MANILA, Philippines - The strong performance of its renewable energy subsidiaries pushed the income of the First Gen Corp. by 27 percent to $121 million in 2010 from $95 million in 2009.
In a report to the Philippine Stock Exchange (PSE), First Gen said its consolidated revenues also increased to $1.2 billion, up $222.1 million, or 22 percent from last year’s $1 billion.
“The substantial increase in earnings was driven by the strong operating performance of the First Gas group, First Gen Hydro Power Corp. (FG Hydro) and Energy Development Corp. These developments were complemented by the positive effects of the company’s deleveraging program,” First Gen president Giles Puno said.
Puno said during the period its gas power plants were also able to substantially dispatch their capacities, resulting in more income for the group. “The reliable dispatch of First Gas’ 1,000-megawatt Santa Rita and 500-MW San Lorenzo natural gas-fired power plants were the main contributors to the increase in revenues from the sale of electricity,” he said.
However, the company noted that some of its revenues were diluted due to the pass-through fuel charges to its electricity buyers and higher operations and maintenance fees paid to Siemens Power Operations Inc.
In the report, it was noted the First Gas plants delivered stable earnings of $130.1 million in 2010.
Its geothermal arm, EDC, increased its income to $52.5 million in 2010, up by $21.5 million, as compared to $31 million the previous year.
However, Puno noted that the improvement in earnings was partially offset by the impairment booked for EDC’s 49-mw Northern Negros geothermal power plant and lower revenues from EDC’s Unified Leyte geothermal power plant complex.
Meanwhile, FG Hydro’s income jumped by $8.4 million to $9.9 million from $1.5 million in 2009, due to better prices in the wholesale electricity spot market (WESM) and higher dispatch of the hydro plants.
First Gen also reported lower interest expenses for Red Vulcan Holdings Corp. (Red Vulcan), the company that directly owns 40 percent of EDC. In 2010, Red Vulcan reduced its debt by 40 percent to P8.3 billion from P13.8 billion.

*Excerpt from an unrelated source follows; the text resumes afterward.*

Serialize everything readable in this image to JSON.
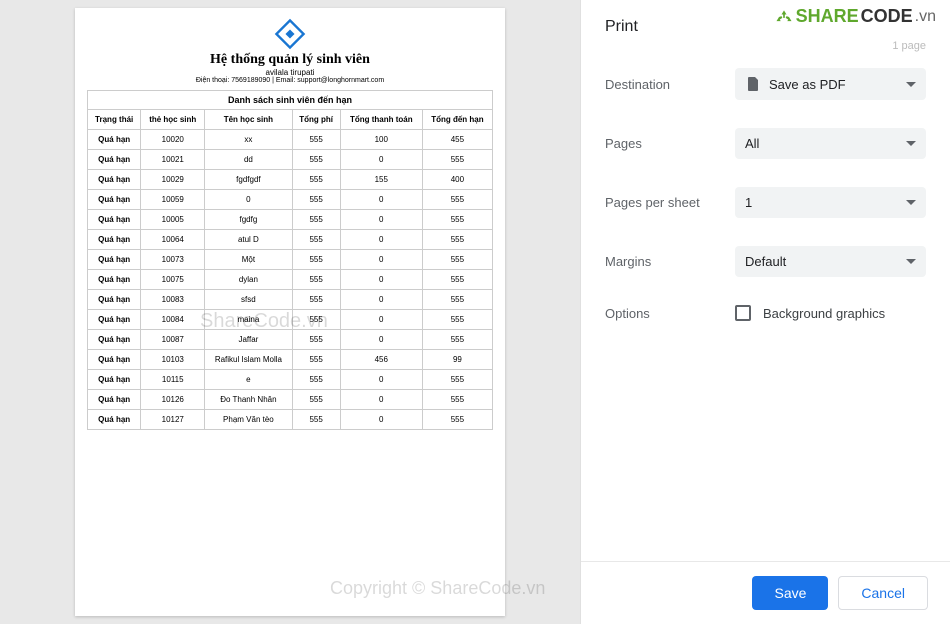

First Gen’s total debt went down to $1.1 billion in 2010 from $1.2 billion in 2009. First Gen also bought back and retired $74 million in face value of its convertible bond in 2010 and paid off its P5-billion bond.
Themove to prepay its debts resulted in lower interest expenses in 2010 at $104.2 million, in comparison to 2009’s total interest expense of $112.1 million.
In January 2010, First Gen raised some P15 billion to prepay its loans.